I have been doing good thing in fits and starts. Protein shake here, no white carbs there, seeing my trainer twice a week, but not doing even remotely enough cardio. We b ought the Wii fit, for fun mostly, I thought it would energize me to do more serious workouts at the gym and some yoga at the very least. I had no idea the Wii fit <strong>WEIGHS</strong> YOU. I have not weighed myself or been weighed since March when I saw the orthopedic surgeon about my knee. Then it became scarier and scarier and one day I would be convinced I had lost a few pounds over the past month and then I would be certain I was almost back to my heaviest (impossible according to what size of clothing I am wearing). It is now become my great white whale, which is funny really, i mean you know FUNNY. Whale = fat, okay, I am over explaining a lame joke.
I am worried this is it, I will either stay where I am, or I will slowly gain it back and be what I was before. Which I cannot even define other than “fatter”.
I was always worried that when the goals of the weight loss surgery started turning into how I looked and buying new clothes and having people say I look good or I have lost weight or GOOD FOR YOU! We were afraid you were going to be the fat one forever. I am plateauing or gaining, or fuck if I know, right? My mom and dad “how is the weight loss thing, you know surgery and diabetes and everything going”. I am defensive. “What do you mean? Do I look fat? Does it look like I have gained weight? WHAT ARE YOU SAYING?” Articulating everything in my own head that I wish they wouldn’t ask me about ever. That I wish I could just update people without having to answer to anyone or ever talk about it really. I want to be the person who got to a reasonable weight after 11-12 month, stay at that weight and then be able to advise and muse about how it was to be so heavy and so reasonable and ok with my weight now.
So many obstacles in my way. The hugest one is me, lots of parts of me. The eating disorder, always lurking. Someone, (doctors, books, dietitians, my MIND, the interwebs, the world, THE MAN) is telling me what I should be eating, I almost automatically say FUCK YOU, I will have this donut, bowl of chips, ice cream bar. Bingeing is decidedly smaller amount, but bingeing when you stomach is wee and you know you shouldn’t but you WANT to HAVE to, is still bingeing. It is still a fuck you to the rules. I am 13, 14, 18, 25, all over again. I had a similar reaction when I found out I was diabetic. Rebellion via diet. I am so cool. I wish I could just pierce my nose, or bungee jump. Instead I retreat inside myself and eat in secret, hiding it from everyone, pretty much successfully, all the time. Am I self sabotaging, my therapist asks? I don’t know. I am afraid of finally losing the weight? Maybe, I don’t know. Is it a control issues? Fuck yes, I can control what I eat and I can’t control what I eat or don’t eat all a the same time. I am the mobius strip of food control. Yes, I feel expectations from family and friends. I do not feel understood because I do not understand myself.

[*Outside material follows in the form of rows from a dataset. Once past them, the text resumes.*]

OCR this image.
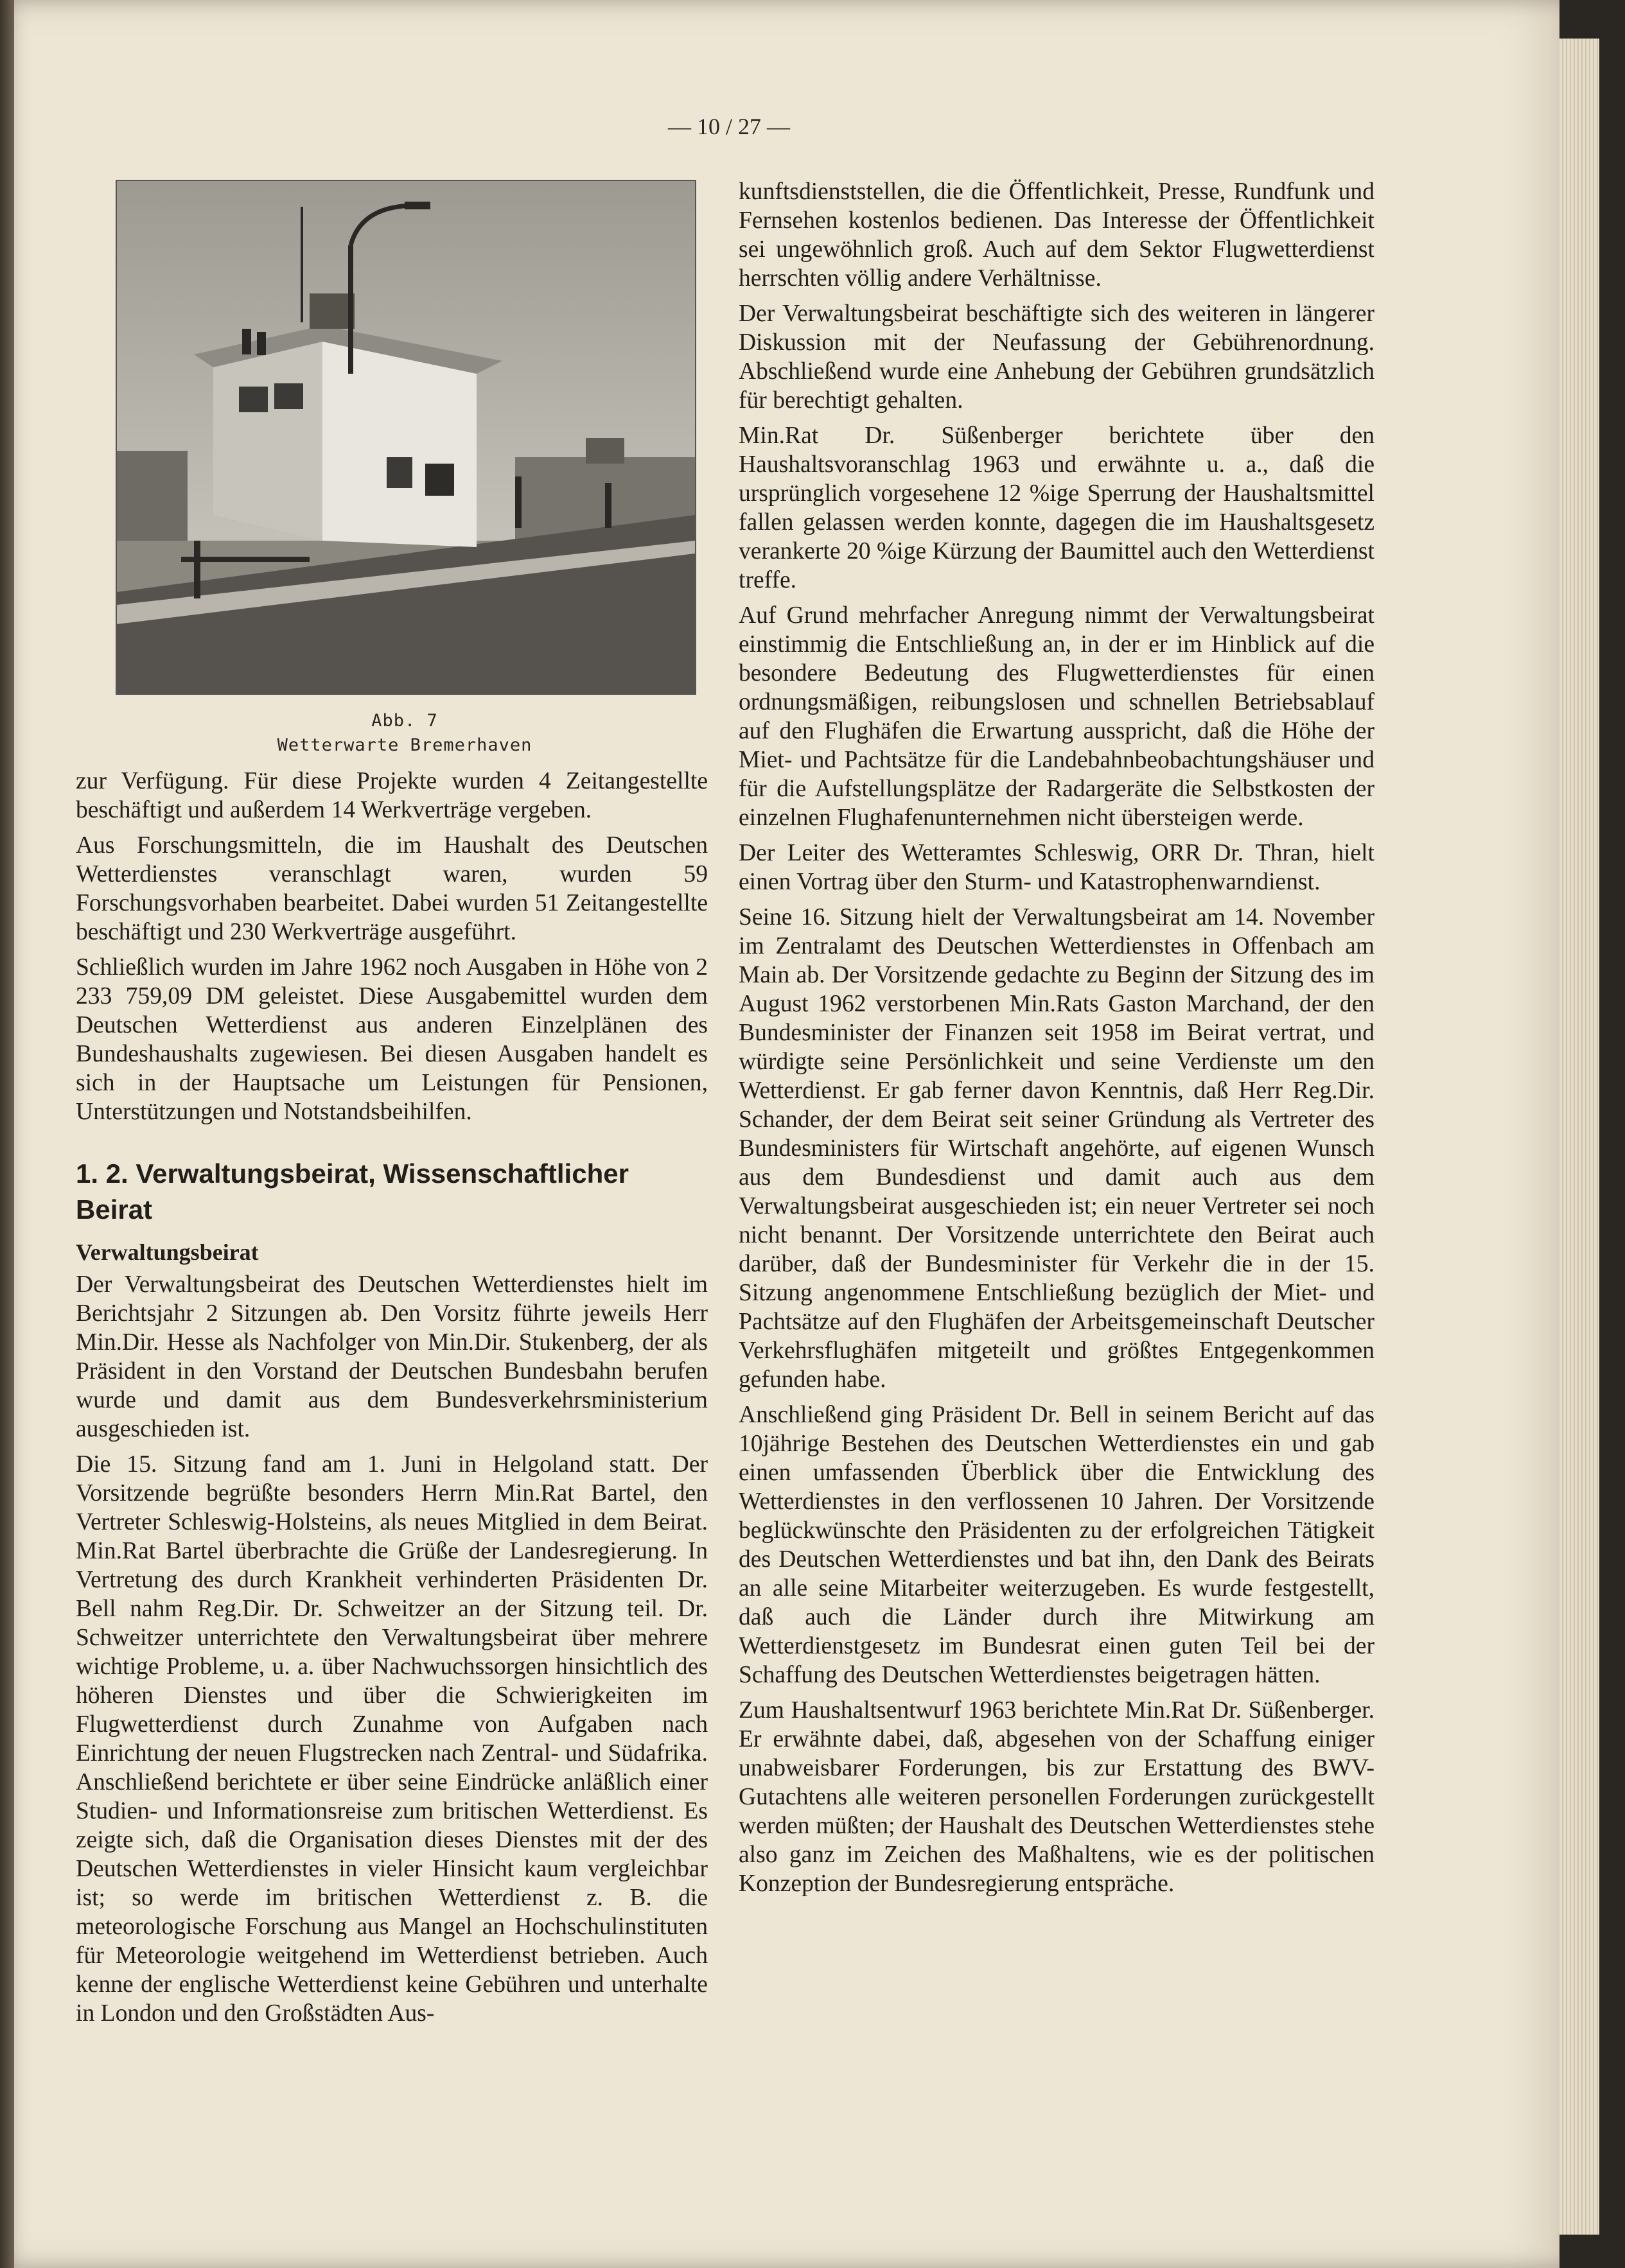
— 10 / 27 —
Abb. 7
Wetterwarte Bremerhaven

zur Verfügung. Für diese Projekte wurden 4 Zeitangestellte beschäftigt und außerdem 14 Werkverträge vergeben.

Aus Forschungsmitteln, die im Haushalt des Deutschen Wetterdienstes veranschlagt waren, wurden 59 Forschungsvorhaben bearbeitet. Dabei wurden 51 Zeitangestellte beschäftigt und 230 Werkverträge ausgeführt.

Schließlich wurden im Jahre 1962 noch Ausgaben in Höhe von 2 233 759,09 DM geleistet. Diese Ausgabemittel wurden dem Deutschen Wetterdienst aus anderen Einzelplänen des Bundeshaushalts zugewiesen. Bei diesen Ausgaben handelt es sich in der Hauptsache um Leistungen für Pensionen, Unterstützungen und Notstandsbeihilfen.

1. 2. Verwaltungsbeirat, Wissenschaftlicher Beirat
Verwaltungsbeirat

Der Verwaltungsbeirat des Deutschen Wetterdienstes hielt im Berichtsjahr 2 Sitzungen ab. Den Vorsitz führte jeweils Herr Min.Dir. Hesse als Nachfolger von Min.Dir. Stukenberg, der als Präsident in den Vorstand der Deutschen Bundesbahn berufen wurde und damit aus dem Bundesverkehrsministerium ausgeschieden ist.

Die 15. Sitzung fand am 1. Juni in Helgoland statt. Der Vorsitzende begrüßte besonders Herrn Min.Rat Bartel, den Vertreter Schleswig-Holsteins, als neues Mitglied in dem Beirat. Min.Rat Bartel überbrachte die Grüße der Landesregierung. In Vertretung des durch Krankheit verhinderten Präsidenten Dr. Bell nahm Reg.Dir. Dr. Schweitzer an der Sitzung teil. Dr. Schweitzer unterrichtete den Verwaltungsbeirat über mehrere wichtige Probleme, u. a. über Nachwuchssorgen hinsichtlich des höheren Dienstes und über die Schwierigkeiten im Flugwetterdienst durch Zunahme von Aufgaben nach Einrichtung der neuen Flugstrecken nach Zentral- und Südafrika. Anschließend berichtete er über seine Eindrücke anläßlich einer Studien- und Informationsreise zum britischen Wetterdienst. Es zeigte sich, daß die Organisation dieses Dienstes mit der des Deutschen Wetterdienstes in vieler Hinsicht kaum vergleichbar ist; so werde im britischen Wetterdienst z. B. die meteorologische Forschung aus Mangel an Hochschulinstituten für Meteorologie weitgehend im Wetterdienst betrieben. Auch kenne der englische Wetterdienst keine Gebühren und unterhalte in London und den Großstädten Aus-

kunftsdienststellen, die die Öffentlichkeit, Presse, Rundfunk und Fernsehen kostenlos bedienen. Das Interesse der Öffentlichkeit sei ungewöhnlich groß. Auch auf dem Sektor Flugwetterdienst herrschten völlig andere Verhältnisse.

Der Verwaltungsbeirat beschäftigte sich des weiteren in längerer Diskussion mit der Neufassung der Gebührenordnung. Abschließend wurde eine Anhebung der Gebühren grundsätzlich für berechtigt gehalten.

Min.Rat Dr. Süßenberger berichtete über den Haushaltsvoranschlag 1963 und erwähnte u. a., daß die ursprünglich vorgesehene 12 %ige Sperrung der Haushaltsmittel fallen gelassen werden konnte, dagegen die im Haushaltsgesetz verankerte 20 %ige Kürzung der Baumittel auch den Wetterdienst treffe.

Auf Grund mehrfacher Anregung nimmt der Verwaltungsbeirat einstimmig die Entschließung an, in der er im Hinblick auf die besondere Bedeutung des Flugwetterdienstes für einen ordnungsmäßigen, reibungslosen und schnellen Betriebsablauf auf den Flughäfen die Erwartung ausspricht, daß die Höhe der Miet- und Pachtsätze für die Landebahnbeobachtungshäuser und für die Aufstellungsplätze der Radargeräte die Selbstkosten der einzelnen Flughafenunternehmen nicht übersteigen werde.

Der Leiter des Wetteramtes Schleswig, ORR Dr. Thran, hielt einen Vortrag über den Sturm- und Katastrophenwarndienst.

Seine 16. Sitzung hielt der Verwaltungsbeirat am 14. November im Zentralamt des Deutschen Wetterdienstes in Offenbach am Main ab. Der Vorsitzende gedachte zu Beginn der Sitzung des im August 1962 verstorbenen Min.Rats Gaston Marchand, der den Bundesminister der Finanzen seit 1958 im Beirat vertrat, und würdigte seine Persönlichkeit und seine Verdienste um den Wetterdienst. Er gab ferner davon Kenntnis, daß Herr Reg.Dir. Schander, der dem Beirat seit seiner Gründung als Vertreter des Bundesministers für Wirtschaft angehörte, auf eigenen Wunsch aus dem Bundesdienst und damit auch aus dem Verwaltungsbeirat ausgeschieden ist; ein neuer Vertreter sei noch nicht benannt. Der Vorsitzende unterrichtete den Beirat auch darüber, daß der Bundesminister für Verkehr die in der 15. Sitzung angenommene Entschließung bezüglich der Miet- und Pachtsätze auf den Flughäfen der Arbeitsgemeinschaft Deutscher Verkehrsflughäfen mitgeteilt und größtes Entgegenkommen gefunden habe.

Anschließend ging Präsident Dr. Bell in seinem Bericht auf das 10jährige Bestehen des Deutschen Wetterdienstes ein und gab einen umfassenden Überblick über die Entwicklung des Wetterdienstes in den verflossenen 10 Jahren. Der Vorsitzende beglückwünschte den Präsidenten zu der erfolgreichen Tätigkeit des Deutschen Wetterdienstes und bat ihn, den Dank des Beirats an alle seine Mitarbeiter weiterzugeben. Es wurde festgestellt, daß auch die Länder durch ihre Mitwirkung am Wetterdienstgesetz im Bundesrat einen guten Teil bei der Schaffung des Deutschen Wetterdienstes beigetragen hätten.

Zum Haushaltsentwurf 1963 berichtete Min.Rat Dr. Süßenberger. Er erwähnte dabei, daß, abgesehen von der Schaffung einiger unabweisbarer Forderungen, bis zur Erstattung des BWV-Gutachtens alle weiteren personellen Forderungen zurückgestellt werden müßten; der Haushalt des Deutschen Wetterdienstes stehe also ganz im Zeichen des Maßhaltens, wie es der politischen Konzeption der Bundesregierung entspräche.
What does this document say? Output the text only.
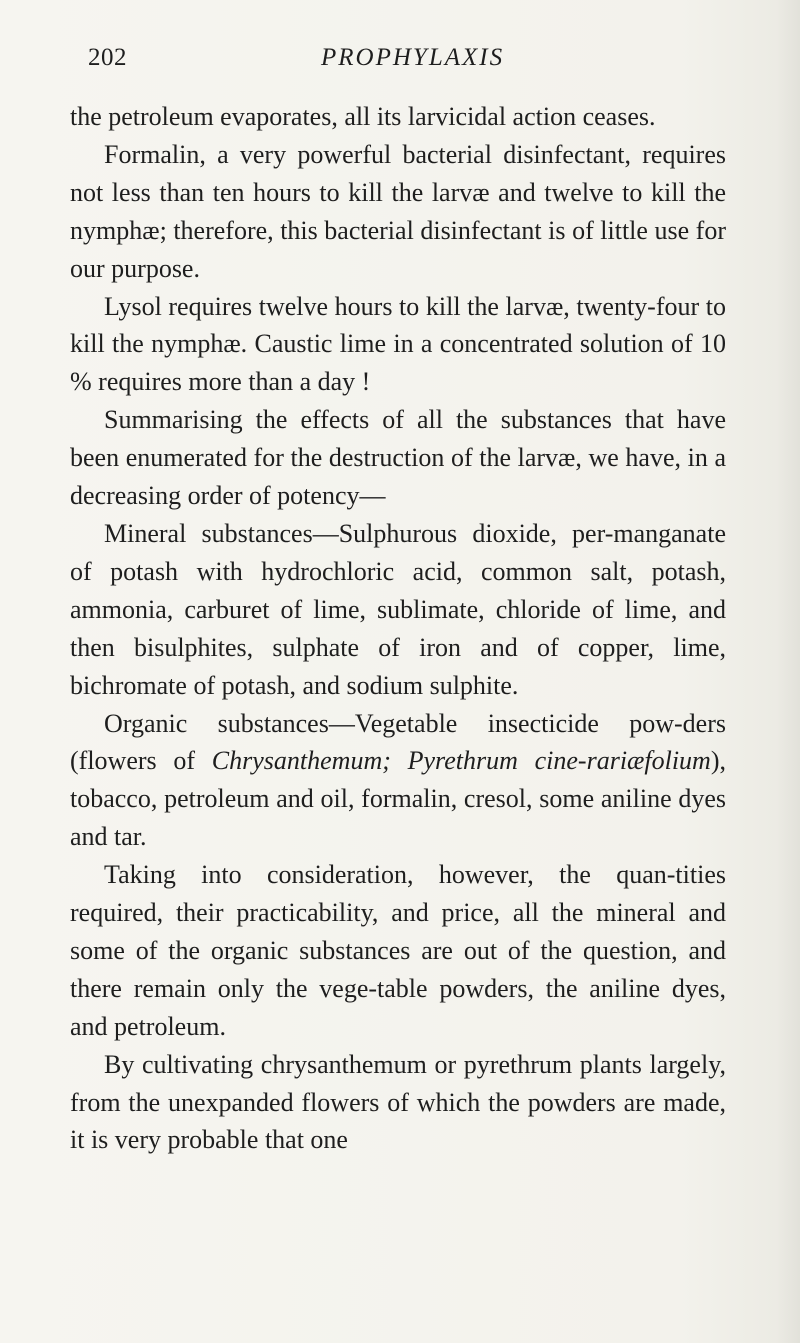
202	PROPHYLAXIS

the petroleum evaporates, all its larvicidal action ceases.

Formalin, a very powerful bacterial disinfectant, requires not less than ten hours to kill the larvæ and twelve to kill the nymphæ; therefore, this bacterial disinfectant is of little use for our purpose.

Lysol requires twelve hours to kill the larvæ, twenty-four to kill the nymphæ. Caustic lime in a concentrated solution of 10 % requires more than a day !

Summarising the effects of all the substances that have been enumerated for the destruction of the larvæ, we have, in a decreasing order of potency—

Mineral substances—Sulphurous dioxide, per-manganate of potash with hydrochloric acid, common salt, potash, ammonia, carburet of lime, sublimate, chloride of lime, and then bisulphites, sulphate of iron and of copper, lime, bichromate of potash, and sodium sulphite.

Organic substances—Vegetable insecticide pow-ders (flowers of Chrysanthemum; Pyrethrum cine-rariæfolium), tobacco, petroleum and oil, formalin, cresol, some aniline dyes and tar.

Taking into consideration, however, the quan-tities required, their practicability, and price, all the mineral and some of the organic substances are out of the question, and there remain only the vege-table powders, the aniline dyes, and petroleum.

By cultivating chrysanthemum or pyrethrum plants largely, from the unexpanded flowers of which the powders are made, it is very probable that one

I feel like this will be another thing I will not complete, I will fail at. I have trouble starting things and even more trouble completing them. I don’t think I know how to be successful, at anything.
I know the small steps my therapist, husband, friend, tell me I should start at. Get my blood work done, make sure I am not anemic or my blood sugars aren’t totally fucked, or my liver enzymes are elevated or other things that could go wrong. Step two would be to actually make a doctor’s appointment, well, the doctor would call mewith my lab results, I feel sure there would be something to discuss there. Once I go to the doctor, they will weigh me. Weigh me. Weigh me. My worth a 3 digit number. My success, my progress, who I have been since having the surgery will be those numbers on the scale. I want to talk myself out of that melodramatic bullshit, it sounds so juvenile, so junior school, so first true love breakup story.
I am so scared I have already fucked this up to a place where I cannot return. So scared. Terrified. My bed is so less scary. My sleep, my books, my solitude.